I’d been hearing rumblings about a new book, The Cult of the Amateur by Andrew Keen, for a while now — its apparently a screed against the Internet for allowing amateur purveyors of information, opinion, and art to swamp the traditional, expert, professional providers of such things. I have not read the book, and am certainly curious to see what he manages to marshal by way of evidence or persuasive argument, as I am most certainly already skeptical of his central premise. But Lawrence Lessig, who apparently was privy to an early copy, has already sharply and beautifully taken Keen and his book to task. No surprise, Lessig disagrees with Keen’s argument, and no surprise, Lessig shows up in Keen’s book as a champion of the amateurish Internet. But Lessig performs a surgical smackdown, noting not only Keen’s mischaracterization of Lessig’s position, but a series of fundamental and painfully obvious errors and overstatements that, he notes, are endemic to the book.
Lessig goes so far as to winkingly suggest that, in fact, Keen is defending the amateur, by demonstrating that the old model — major publisher anoints expert author to say authoritative things to mass audience — can produce just as much crap as the Internet does.
Well, Keen, you wanted a return to the authority of experts. You got one.

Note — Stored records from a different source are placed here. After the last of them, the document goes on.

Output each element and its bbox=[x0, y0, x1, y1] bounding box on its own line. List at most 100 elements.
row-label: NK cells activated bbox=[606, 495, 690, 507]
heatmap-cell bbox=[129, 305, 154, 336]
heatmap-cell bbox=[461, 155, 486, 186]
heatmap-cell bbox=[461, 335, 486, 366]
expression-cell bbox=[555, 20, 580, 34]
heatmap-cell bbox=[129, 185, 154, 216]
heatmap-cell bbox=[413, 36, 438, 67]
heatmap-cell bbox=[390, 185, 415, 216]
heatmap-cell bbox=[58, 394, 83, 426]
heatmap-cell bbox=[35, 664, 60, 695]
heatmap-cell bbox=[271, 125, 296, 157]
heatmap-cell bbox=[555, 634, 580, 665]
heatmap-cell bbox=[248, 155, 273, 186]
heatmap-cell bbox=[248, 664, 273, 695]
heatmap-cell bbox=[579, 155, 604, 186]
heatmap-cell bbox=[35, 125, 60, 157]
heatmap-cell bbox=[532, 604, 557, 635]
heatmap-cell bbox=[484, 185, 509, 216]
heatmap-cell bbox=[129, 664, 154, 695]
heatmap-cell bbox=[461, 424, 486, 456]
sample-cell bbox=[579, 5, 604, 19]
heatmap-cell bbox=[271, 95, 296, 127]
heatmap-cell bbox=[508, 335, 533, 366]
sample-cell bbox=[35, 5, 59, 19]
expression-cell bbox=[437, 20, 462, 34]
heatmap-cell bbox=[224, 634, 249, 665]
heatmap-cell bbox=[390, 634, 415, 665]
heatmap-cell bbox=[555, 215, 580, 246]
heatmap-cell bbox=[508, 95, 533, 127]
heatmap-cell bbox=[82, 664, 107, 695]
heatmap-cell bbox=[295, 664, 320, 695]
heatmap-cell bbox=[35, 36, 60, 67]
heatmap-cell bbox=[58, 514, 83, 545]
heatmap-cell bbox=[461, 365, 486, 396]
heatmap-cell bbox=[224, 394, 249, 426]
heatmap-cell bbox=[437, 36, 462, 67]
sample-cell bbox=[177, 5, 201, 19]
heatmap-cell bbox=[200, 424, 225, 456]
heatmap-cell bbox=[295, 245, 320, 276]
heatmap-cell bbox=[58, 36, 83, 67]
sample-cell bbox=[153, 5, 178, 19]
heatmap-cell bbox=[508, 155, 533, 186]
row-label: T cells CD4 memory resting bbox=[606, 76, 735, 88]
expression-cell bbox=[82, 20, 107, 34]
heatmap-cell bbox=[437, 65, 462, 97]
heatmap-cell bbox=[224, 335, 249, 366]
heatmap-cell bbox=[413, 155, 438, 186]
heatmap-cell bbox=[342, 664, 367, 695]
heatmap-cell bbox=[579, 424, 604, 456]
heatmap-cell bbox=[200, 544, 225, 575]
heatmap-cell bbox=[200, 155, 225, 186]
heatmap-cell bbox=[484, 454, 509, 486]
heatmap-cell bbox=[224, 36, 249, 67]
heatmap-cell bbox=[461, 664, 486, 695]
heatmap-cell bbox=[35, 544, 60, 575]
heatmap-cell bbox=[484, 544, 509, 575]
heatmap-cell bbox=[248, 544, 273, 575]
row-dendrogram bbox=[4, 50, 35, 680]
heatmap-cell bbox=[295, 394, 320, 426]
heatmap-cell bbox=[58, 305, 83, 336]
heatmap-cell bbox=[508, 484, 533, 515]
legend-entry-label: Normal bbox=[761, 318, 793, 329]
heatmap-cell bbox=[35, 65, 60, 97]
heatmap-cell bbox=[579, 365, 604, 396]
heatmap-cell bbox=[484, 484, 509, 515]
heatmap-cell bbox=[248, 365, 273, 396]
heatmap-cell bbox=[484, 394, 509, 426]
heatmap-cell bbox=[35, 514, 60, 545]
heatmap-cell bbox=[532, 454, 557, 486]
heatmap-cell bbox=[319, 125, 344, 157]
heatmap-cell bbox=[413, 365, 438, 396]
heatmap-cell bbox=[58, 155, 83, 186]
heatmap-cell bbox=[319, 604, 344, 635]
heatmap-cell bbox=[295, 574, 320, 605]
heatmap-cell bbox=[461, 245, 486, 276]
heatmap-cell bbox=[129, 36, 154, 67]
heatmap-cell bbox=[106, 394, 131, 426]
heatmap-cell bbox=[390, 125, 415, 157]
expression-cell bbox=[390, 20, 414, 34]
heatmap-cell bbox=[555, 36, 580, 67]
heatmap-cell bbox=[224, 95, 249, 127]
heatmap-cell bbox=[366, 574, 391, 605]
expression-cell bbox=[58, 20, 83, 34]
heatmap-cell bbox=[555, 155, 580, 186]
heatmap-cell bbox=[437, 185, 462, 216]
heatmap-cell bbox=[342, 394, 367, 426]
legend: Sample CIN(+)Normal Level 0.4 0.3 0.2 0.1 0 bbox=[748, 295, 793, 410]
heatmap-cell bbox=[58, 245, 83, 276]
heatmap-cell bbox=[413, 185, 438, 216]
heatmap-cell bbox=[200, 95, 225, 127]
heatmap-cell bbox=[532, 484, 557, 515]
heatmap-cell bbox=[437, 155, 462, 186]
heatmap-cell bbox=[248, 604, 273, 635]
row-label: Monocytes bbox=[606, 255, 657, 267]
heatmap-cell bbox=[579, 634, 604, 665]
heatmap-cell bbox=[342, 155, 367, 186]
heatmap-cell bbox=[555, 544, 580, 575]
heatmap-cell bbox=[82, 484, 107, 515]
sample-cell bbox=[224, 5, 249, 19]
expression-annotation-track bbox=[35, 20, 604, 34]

Lessig is bringing up sideways a point I like to tackle head-on in my classes. I find the most interesting aspect of these phenomena (be it Wikipedia or blogging or YouTube or Amazon recommendations) is the way that they force is to recognize that the established mechanisms and institutions of information and culture (be it Encyclopedia Brittannica or The Wall Street Journal or NBC or Consumer Reports) are themselves socially produced, historically contingent, institutionally bound, and systematically imperfect systems. They too have an implicit, built-in philosophy of where knowledge and culture come from and how one knows to trust or appreciate it, they too are structurally better at getting at some things and worse at others, they too can be mishandled or exploited. This is not to say that we should adopt a relativist position, that any way of producing information is okey-dokey. We can have a discussion about specific kinds of resources are best served by particular arrangements, some of which may benefit from wider, amateur participation, others benefiting from more bound, trained communities. But it obligates us to give up this kind of comfortable certainty we enjoy about those traditional forms, the social authority they have built up over time that cloaks their imperfections. And just as much as the Internet and its applications may be highlighting this, the traditional institutions of knowledge are doing a fine job revealing their own weaknesses all by themselves — from the failure of the political press to challenge the run up to war in Iraq, to the diminishing cultural relevance of major label music, to the crushing consolidation of corporate radio , etc etc.